Missing from this report, and presumably unknown to its anonymous author, is the historical context. Shortly after Labour gained a bare majority in the October 1974 election, Harold Wilson - a vain man who was unreasonably convinced he was held in high regard in Washington - wrote to the US President Gerald Ford that Britain would cut defence spending regardless of the impact on Nato. Ford responded to Wilson with a measured statement of concern about the impact on US allies and expressing the hope that the US would not be the only power capable of international intervention. This was the context of Rumsfeld's later remarks. The exchanges had been precipitated by Wilson, who had failed to consult with our Nato allies.
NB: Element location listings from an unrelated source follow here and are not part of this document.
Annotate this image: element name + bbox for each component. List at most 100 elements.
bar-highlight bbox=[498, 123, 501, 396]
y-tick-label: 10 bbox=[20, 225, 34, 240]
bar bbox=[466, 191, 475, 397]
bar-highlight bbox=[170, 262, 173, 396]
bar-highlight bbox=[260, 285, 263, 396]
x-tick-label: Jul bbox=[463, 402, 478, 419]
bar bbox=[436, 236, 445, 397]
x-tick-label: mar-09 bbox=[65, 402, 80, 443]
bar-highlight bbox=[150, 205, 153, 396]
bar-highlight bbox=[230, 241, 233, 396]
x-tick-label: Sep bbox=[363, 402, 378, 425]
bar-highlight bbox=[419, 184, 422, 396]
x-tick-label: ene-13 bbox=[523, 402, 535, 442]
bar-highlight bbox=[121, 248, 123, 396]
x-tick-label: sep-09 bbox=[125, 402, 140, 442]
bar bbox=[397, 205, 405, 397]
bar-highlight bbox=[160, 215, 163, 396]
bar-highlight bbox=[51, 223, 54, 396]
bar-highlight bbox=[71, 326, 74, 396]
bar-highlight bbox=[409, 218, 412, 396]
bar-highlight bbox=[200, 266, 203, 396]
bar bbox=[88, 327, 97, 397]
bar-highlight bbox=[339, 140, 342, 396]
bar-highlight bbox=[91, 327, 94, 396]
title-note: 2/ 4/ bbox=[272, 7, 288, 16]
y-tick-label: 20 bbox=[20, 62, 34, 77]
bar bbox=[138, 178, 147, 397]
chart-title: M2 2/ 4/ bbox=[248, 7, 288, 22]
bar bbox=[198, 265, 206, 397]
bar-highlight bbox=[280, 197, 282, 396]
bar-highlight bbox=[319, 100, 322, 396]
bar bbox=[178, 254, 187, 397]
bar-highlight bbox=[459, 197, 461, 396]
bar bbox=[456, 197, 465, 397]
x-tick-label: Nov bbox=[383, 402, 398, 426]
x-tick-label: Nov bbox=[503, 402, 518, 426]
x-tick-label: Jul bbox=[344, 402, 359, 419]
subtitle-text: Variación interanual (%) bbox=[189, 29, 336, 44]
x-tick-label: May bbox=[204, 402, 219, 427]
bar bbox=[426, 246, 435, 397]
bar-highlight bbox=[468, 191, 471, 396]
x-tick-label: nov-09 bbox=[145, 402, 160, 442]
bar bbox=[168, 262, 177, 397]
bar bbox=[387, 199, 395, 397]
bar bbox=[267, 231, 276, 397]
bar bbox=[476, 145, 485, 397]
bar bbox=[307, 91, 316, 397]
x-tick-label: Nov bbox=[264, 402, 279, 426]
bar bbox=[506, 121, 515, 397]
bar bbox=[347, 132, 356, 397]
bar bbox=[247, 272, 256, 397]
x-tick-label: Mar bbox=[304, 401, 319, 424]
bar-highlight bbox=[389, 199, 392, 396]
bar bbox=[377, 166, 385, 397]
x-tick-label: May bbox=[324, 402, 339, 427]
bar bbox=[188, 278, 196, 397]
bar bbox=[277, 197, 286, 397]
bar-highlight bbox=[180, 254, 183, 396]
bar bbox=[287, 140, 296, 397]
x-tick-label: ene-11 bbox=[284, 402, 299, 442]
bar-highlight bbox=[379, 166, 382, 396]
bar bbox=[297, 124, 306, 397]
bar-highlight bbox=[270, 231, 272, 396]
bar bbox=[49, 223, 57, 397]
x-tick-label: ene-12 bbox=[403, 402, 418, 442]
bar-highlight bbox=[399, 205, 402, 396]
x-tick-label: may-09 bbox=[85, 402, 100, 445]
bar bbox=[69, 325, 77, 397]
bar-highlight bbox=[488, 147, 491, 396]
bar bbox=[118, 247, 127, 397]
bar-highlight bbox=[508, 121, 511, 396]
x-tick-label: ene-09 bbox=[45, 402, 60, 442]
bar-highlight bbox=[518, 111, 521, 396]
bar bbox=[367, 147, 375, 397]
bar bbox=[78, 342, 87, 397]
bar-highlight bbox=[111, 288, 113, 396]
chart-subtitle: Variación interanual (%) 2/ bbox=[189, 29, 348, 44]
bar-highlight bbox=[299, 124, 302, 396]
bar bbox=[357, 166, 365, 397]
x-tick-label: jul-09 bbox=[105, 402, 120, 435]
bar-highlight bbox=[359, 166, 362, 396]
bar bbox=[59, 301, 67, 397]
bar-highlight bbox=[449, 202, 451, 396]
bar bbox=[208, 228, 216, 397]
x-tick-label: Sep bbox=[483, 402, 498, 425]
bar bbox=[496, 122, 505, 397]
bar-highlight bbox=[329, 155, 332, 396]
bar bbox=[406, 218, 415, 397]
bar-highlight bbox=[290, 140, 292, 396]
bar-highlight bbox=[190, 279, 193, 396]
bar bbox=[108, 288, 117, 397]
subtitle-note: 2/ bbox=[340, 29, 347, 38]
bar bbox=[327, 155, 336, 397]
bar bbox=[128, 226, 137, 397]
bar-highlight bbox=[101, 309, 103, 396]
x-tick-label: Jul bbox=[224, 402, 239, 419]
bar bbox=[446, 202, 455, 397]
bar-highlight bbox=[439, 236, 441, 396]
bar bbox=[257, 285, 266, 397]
I am no admirer of Ford (though he had one foreign policy success, the Helsinki Final Agreement, whose value was greatly underrated at the time). I do consider, however, that his administration showed loyalty to this country beyond the call of national interest. The US was perfectly entitled to express its concern about our contribution to Nato. The administration did so in terms that were moderate and factual. When James Callaghan (a far superior PM to Wilson) turned to the US for help in the sterling crisis of 1976, Ford responded generously: his only terms were that the UK should not impose import controls (as Tony Crosland and, with much less intellectual seriousness, Tony Benn were then arguing for in Cabinet). With the respite provided by the IMF loan, Labour went on to govern with some competence from 1976 to 1979, after the breathtaking irresponsibility of the Wilson government of 1974-6.
During Labour's period of maximum silliness, in opposition in the early 1980s, a mythology grew up that nonetheless had a grain of truth in it. Supporters of a reformed Tony Benn (now fiercely opposed to the record of the government he had served in, if not exactly served) would commonly and bitterly complain that Mrs Thatcher's economic programme had its origins in Denis Healey's stewardship as Chancellor. This was quite true, of course, and it remains a notable achievement on Labour's part that should be remembered and applauded.